Bingham had by this time fastened his eyes keenly on Basil Grant and kept them there.
“Come, Mr Grant,” he said. “Do I seriously understand you to suggest that the Government pay Professor Chadd an extraordinarily high salary simply on the ground that he has (pardon the phrase) gone mad? That he should be paid more than four good clerks solely on the ground that he is flinging his boots about in the back yard?”
“Precisely,” said Grant composedly.
“That this absurd payment is not only to run on with the absurd dancing, but actually to stop with the absurd dancing?”
“One must stop somewhere,” said Grant. “Of course.”
Bingham rose and took up his perfect stick and gloves.
“There is really nothing more to be said, Mr Grant,” he said coldly. “What you are trying to explain to me may be a joke — a slightly unfeeling joke. It may be your sincere view, in which case I ask your pardon for the former suggestion. But, in any case, it appears quite irrelevant to my duties. The mental morbidity, the mental downfall, of Professor Chadd, is a thing so painful to me that I cannot easily endure to speak of it. But it is clear there is a limit to everything. And if the Archangel Gabriel went mad it would sever his connection, I am sorry to say, with the British Museum Library.”
He was stepping towards the door, but Grant’s hand, flung out in dramatic warning, arrested him.
“Stop!” said Basil sternly. “Stop while there is yet time. Do you want to take part in a great work, Mr Bingham? Do you want to help in the glory of Europe — in the glory of science? Do you want to carry your head in the air when it is bald or white because of the part that you bore in a great discovery? Do you want—”
Bingham cut in sharply:
“And if I do want this, Mr Grant—”
“Then,” said Basil lightly, “your task is easy. Get Chadd L800 a year till he stops dancing.”
With a fierce flap of his swinging gloves Bingham turned impatiently to the door, but in passing out of it found it blocked. Dr Colman was coming in.
“Forgive me, gentlemen,” he said, in a nervous, confidential voice, “the fact is, Mr Grant, I — er — have made a most disturbing discovery about Mr Chadd.”

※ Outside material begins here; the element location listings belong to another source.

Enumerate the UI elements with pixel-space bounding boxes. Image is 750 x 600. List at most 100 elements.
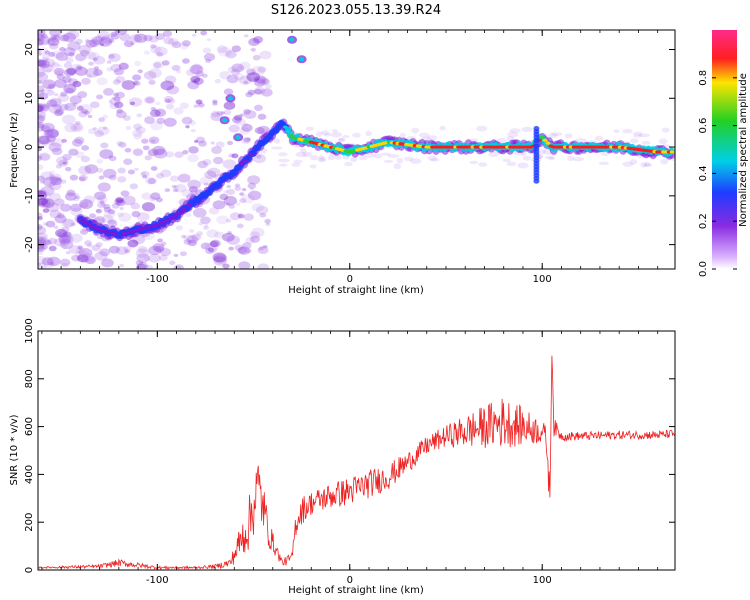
ridge-core xyxy=(285,129,291,134)
noise-blob xyxy=(211,146,222,155)
noise-blob xyxy=(53,109,64,117)
noise-blob xyxy=(39,191,51,200)
spectrogram-y-label: Frequency (Hz) xyxy=(9,112,20,188)
noise-blob xyxy=(102,168,117,179)
noise-blob xyxy=(74,120,81,126)
noise-blob xyxy=(38,245,46,253)
noise-blob xyxy=(77,245,83,250)
noise-blob xyxy=(241,188,247,192)
noise-blob xyxy=(75,195,81,200)
colorbar-tick-label: 0.4 xyxy=(698,165,709,181)
noise-blob xyxy=(121,80,136,90)
noise-blob xyxy=(238,261,251,269)
ridge-core xyxy=(187,203,193,207)
noise-blob xyxy=(192,207,207,218)
ridge-core xyxy=(268,132,274,136)
noise-blob xyxy=(78,104,93,115)
noise-blob xyxy=(223,195,238,206)
noise-blob xyxy=(279,163,288,167)
noise-blob xyxy=(259,212,267,218)
noise-blob xyxy=(95,208,103,214)
noise-blob xyxy=(116,108,124,114)
noise-blob xyxy=(174,184,187,193)
noise-blob xyxy=(630,138,639,144)
noise-blob xyxy=(53,104,62,111)
noise-blob xyxy=(225,50,237,59)
noise-blob xyxy=(249,187,255,191)
noise-blob xyxy=(119,33,131,42)
spectrogram-x-label: Height of straight line (km) xyxy=(288,285,424,296)
spectrogram-y-tick-label: 20 xyxy=(24,43,35,56)
noise-blob xyxy=(65,166,72,172)
noise-blob xyxy=(206,229,219,238)
noise-blob xyxy=(193,77,204,85)
noise-blob xyxy=(95,209,101,213)
snr-frame xyxy=(37,330,676,571)
noise-blob xyxy=(103,203,111,210)
noise-blob xyxy=(100,203,105,207)
noise-blob xyxy=(101,258,114,268)
noise-blob xyxy=(111,202,120,209)
noise-blob xyxy=(77,91,88,99)
noise-blob xyxy=(59,258,71,267)
noise-blob xyxy=(396,157,404,164)
noise-blob xyxy=(40,125,51,133)
noise-blob xyxy=(55,164,62,169)
noise-blob xyxy=(38,139,42,144)
noise-blob xyxy=(216,215,229,225)
noise-blob xyxy=(234,183,241,188)
noise-blob xyxy=(234,73,245,81)
noise-blob xyxy=(183,234,195,243)
noise-blob xyxy=(200,30,208,36)
noise-blob xyxy=(38,256,47,265)
noise-blob xyxy=(143,264,154,269)
noise-blob xyxy=(252,36,263,44)
noise-blob xyxy=(203,182,209,186)
noise-blob xyxy=(108,100,113,104)
noise-blob xyxy=(61,262,69,268)
noise-blob xyxy=(330,131,343,138)
noise-blob xyxy=(206,38,212,42)
noise-blob xyxy=(106,67,113,72)
noise-blob xyxy=(107,209,116,215)
noise-blob xyxy=(644,161,651,167)
noise-blob xyxy=(174,151,184,158)
noise-blob xyxy=(81,77,91,85)
noise-blob xyxy=(38,135,51,145)
noise-blob xyxy=(54,70,64,77)
noise-blob xyxy=(115,30,121,33)
ridge-core xyxy=(271,129,277,134)
noise-blob xyxy=(58,233,69,242)
noise-blob xyxy=(57,64,62,68)
noise-blob xyxy=(38,115,46,122)
noise-blob xyxy=(129,34,142,43)
noise-blob xyxy=(133,123,143,130)
ridge-core xyxy=(280,121,285,125)
noise-blob xyxy=(418,132,430,138)
noise-blob xyxy=(110,63,122,72)
noise-blob xyxy=(214,231,225,239)
ridge-core xyxy=(545,141,551,145)
noise-blob xyxy=(108,155,114,159)
spectrogram-y-tick-label: 10 xyxy=(24,92,35,105)
noise-blob xyxy=(364,152,376,158)
noise-blob xyxy=(253,36,264,44)
noise-blob xyxy=(223,189,229,194)
noise-blob xyxy=(641,141,651,145)
noise-blob xyxy=(68,52,75,57)
noise-blob xyxy=(251,203,264,212)
noise-blob xyxy=(56,156,69,165)
noise-blob xyxy=(236,223,244,229)
noise-blob xyxy=(94,130,104,138)
ridge-core xyxy=(176,212,181,216)
noise-blob xyxy=(57,232,65,238)
noise-blob xyxy=(52,173,62,181)
noise-blob xyxy=(156,117,166,125)
noise-blob xyxy=(38,142,41,147)
noise-blob xyxy=(185,125,190,129)
noise-blob xyxy=(87,114,93,119)
noise-blob xyxy=(141,202,156,212)
noise-blob xyxy=(246,72,260,82)
noise-blob xyxy=(81,145,90,151)
noise-blob xyxy=(102,126,108,130)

Bingham looked at him with grave eyes.
“I was afraid so,” he said. “Drink, I imagine.”
“Drink!” echoed Colman, as if that were a much milder affair. “Oh, no, it’s not drink.”
Mr Bingham became somewhat agitated, and his voice grew hurried and vague. “Homicidal mania—” he began.
“No, no,” said the medical man impatiently.
“Thinks he’s made of glass,” said Bingham feverishly, “or says he’s God — or—”
“No,” said Dr Colman sharply; “the fact is, Mr Grant, my discovery is of a different character. The awful thing about him is—”
“Oh, go on, sir,” cried Bingham, in agony.
“The awful thing about him is,” repeated Colman, with deliberation, “that he isn’t mad.”